The condition that it be absolutely impossible to implement a decision is not fulfilled where the Member State merely informs the Commission of the legal, political or practical difficulties which could be involved in implementing the decision, without taking any real steps to recover the aid from the undertakings concerned, and without proposing to the Commission any alternative arrangements for implementing the decision which enable those difficulties to be overcome. The difficulties, concerning the identification of the recipients, the calculation of the amount of the aid to be recovered and the choice and implementation of recovery procedures, are internal difficulties caused by the national authorities’ own acts or omissions.
(see paras 44-46, 50)
2. The re-establishment of the previous situation and the elimination of the distortion of competition resulting from unlawfully paid aid may, in principle, with respect to recipient undertakings which have ceased their activity and are subject to collective proceedings, be achieved by registration of the liability relating to the repayment of the aid in question in the schedule of liabilities. If the period for the presentation of claims has expired, the national authorities must, where such a procedure exists and is still available, apply any procedure to lift a time-bar so as to allow the presentation of claims out of time. Where the recipients have ceased their activity and transferred their assets the national authorities must check whether the financial conditions of the transfer complied with market conditions. If such is the case, the aid element was assessed at the market price and included in the purchase price, so that the buyer cannot be regarded as having benefited from an advantage in relation to other market operators. Otherwise, it cannot be ruled out that the transferee may be required to repay the aid in question where it is established that it continues to benefit from the competitive advantage linked with the receipt of the aid. For the purposes of checking the financial conditions of the transfer, the national authorities may take into consideration, in particular, the form of the transfer, for example, public tendering, deemed to ensure that a sale takes place under market conditions or any expert’s report prepared at the time of the transfer. Where the assets have been acquired by a number of different buyers, there is nothing to prevent the financial conditions of each of the transactions from being checked for their compliance with market conditions.

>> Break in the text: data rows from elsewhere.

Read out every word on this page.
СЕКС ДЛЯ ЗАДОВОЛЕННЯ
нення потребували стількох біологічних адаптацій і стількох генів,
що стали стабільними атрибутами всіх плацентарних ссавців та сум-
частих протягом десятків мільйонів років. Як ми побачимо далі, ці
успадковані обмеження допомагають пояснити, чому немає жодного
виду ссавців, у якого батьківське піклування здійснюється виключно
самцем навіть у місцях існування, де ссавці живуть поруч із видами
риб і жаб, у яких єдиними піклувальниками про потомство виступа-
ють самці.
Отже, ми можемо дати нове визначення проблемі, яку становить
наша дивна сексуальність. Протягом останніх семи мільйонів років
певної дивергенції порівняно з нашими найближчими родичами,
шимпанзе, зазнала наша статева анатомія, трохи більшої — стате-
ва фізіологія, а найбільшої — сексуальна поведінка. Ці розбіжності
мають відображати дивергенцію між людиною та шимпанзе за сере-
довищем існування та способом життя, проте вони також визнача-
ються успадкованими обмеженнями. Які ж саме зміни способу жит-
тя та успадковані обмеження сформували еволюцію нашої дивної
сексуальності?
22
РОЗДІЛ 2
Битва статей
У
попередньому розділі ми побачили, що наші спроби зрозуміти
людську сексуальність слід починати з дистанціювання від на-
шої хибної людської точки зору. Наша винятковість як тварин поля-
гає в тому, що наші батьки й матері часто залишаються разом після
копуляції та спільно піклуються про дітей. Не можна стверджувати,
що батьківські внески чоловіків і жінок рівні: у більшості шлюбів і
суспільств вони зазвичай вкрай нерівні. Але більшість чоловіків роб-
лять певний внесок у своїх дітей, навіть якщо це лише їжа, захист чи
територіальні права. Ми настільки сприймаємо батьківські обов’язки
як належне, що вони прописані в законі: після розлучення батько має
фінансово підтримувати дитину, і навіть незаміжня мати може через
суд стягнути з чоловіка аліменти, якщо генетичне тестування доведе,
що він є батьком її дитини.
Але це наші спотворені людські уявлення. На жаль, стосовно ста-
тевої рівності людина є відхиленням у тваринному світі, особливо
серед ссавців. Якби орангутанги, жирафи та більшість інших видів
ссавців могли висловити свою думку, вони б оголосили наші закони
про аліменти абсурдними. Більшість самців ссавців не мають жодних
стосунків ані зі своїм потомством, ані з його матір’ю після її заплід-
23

In the case of a privately negotiated transfer of assets, the recovery of the aid from the transferee cannot be dependent on an express reference in the legal instrument of a transfer of that aid. Recovery can take place where the transferee should have been aware of the existence of the aid and of a review procedure instituted by the Commission.

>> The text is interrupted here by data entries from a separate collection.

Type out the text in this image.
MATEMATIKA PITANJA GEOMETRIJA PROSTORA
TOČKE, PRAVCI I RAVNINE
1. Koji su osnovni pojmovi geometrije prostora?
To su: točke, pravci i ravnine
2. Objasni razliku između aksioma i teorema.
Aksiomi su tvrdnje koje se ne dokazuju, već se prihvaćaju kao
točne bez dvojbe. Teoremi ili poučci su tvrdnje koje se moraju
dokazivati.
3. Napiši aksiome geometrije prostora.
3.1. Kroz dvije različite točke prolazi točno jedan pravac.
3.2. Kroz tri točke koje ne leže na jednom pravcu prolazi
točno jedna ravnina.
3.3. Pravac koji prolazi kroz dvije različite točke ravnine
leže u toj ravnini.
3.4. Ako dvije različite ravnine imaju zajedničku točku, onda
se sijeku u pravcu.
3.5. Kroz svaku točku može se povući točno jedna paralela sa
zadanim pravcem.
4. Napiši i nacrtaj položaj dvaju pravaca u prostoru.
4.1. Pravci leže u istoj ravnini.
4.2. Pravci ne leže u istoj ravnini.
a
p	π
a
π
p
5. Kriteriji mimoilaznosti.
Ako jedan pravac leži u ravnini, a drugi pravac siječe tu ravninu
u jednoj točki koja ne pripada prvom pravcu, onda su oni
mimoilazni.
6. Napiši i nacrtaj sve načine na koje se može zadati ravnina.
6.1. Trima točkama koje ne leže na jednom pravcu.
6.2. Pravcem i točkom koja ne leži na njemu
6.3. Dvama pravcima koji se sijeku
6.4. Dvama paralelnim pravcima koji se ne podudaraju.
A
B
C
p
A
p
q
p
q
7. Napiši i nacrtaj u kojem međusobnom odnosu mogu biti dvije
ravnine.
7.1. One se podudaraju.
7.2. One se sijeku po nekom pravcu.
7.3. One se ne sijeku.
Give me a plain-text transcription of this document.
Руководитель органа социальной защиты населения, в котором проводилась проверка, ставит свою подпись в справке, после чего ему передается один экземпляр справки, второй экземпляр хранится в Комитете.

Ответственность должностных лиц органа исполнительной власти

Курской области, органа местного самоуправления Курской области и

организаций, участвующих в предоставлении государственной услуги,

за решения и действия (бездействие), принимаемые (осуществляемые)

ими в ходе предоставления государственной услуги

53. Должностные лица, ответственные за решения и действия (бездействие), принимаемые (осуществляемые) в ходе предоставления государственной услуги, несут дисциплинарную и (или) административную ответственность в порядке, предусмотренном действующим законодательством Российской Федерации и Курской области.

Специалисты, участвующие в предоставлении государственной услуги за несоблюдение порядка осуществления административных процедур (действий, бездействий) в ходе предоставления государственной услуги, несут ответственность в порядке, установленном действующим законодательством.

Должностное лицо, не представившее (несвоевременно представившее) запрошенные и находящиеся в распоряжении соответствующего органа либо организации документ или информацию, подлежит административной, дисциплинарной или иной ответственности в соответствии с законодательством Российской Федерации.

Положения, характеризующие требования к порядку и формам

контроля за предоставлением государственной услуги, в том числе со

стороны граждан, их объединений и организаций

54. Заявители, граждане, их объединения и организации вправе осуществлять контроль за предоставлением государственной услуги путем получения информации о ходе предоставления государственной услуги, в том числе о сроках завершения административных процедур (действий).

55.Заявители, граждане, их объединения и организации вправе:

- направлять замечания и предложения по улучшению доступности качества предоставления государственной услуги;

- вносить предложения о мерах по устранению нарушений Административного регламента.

In the light of those facts, a defendant Member State may not, in proceedings for a declaration that it has failed to fulfil its obligations, simply make general and abstract statements without referring to specific individual cases, analysed in the light of all the steps actually taken to implement the decision.
(see paras 56-63)
3. In an action for failure to fulfil obligations brought by the Commission under Article 88(2) EC, the Court does not need to examine the head of claim seeking a declaration that a Member State has failed to inform the Commission of the measures to implement a decision declaring an aid scheme incompatible with the common market and requiring recovery of aid granted, where that Member State did not in fact implement the decision within the prescribed period.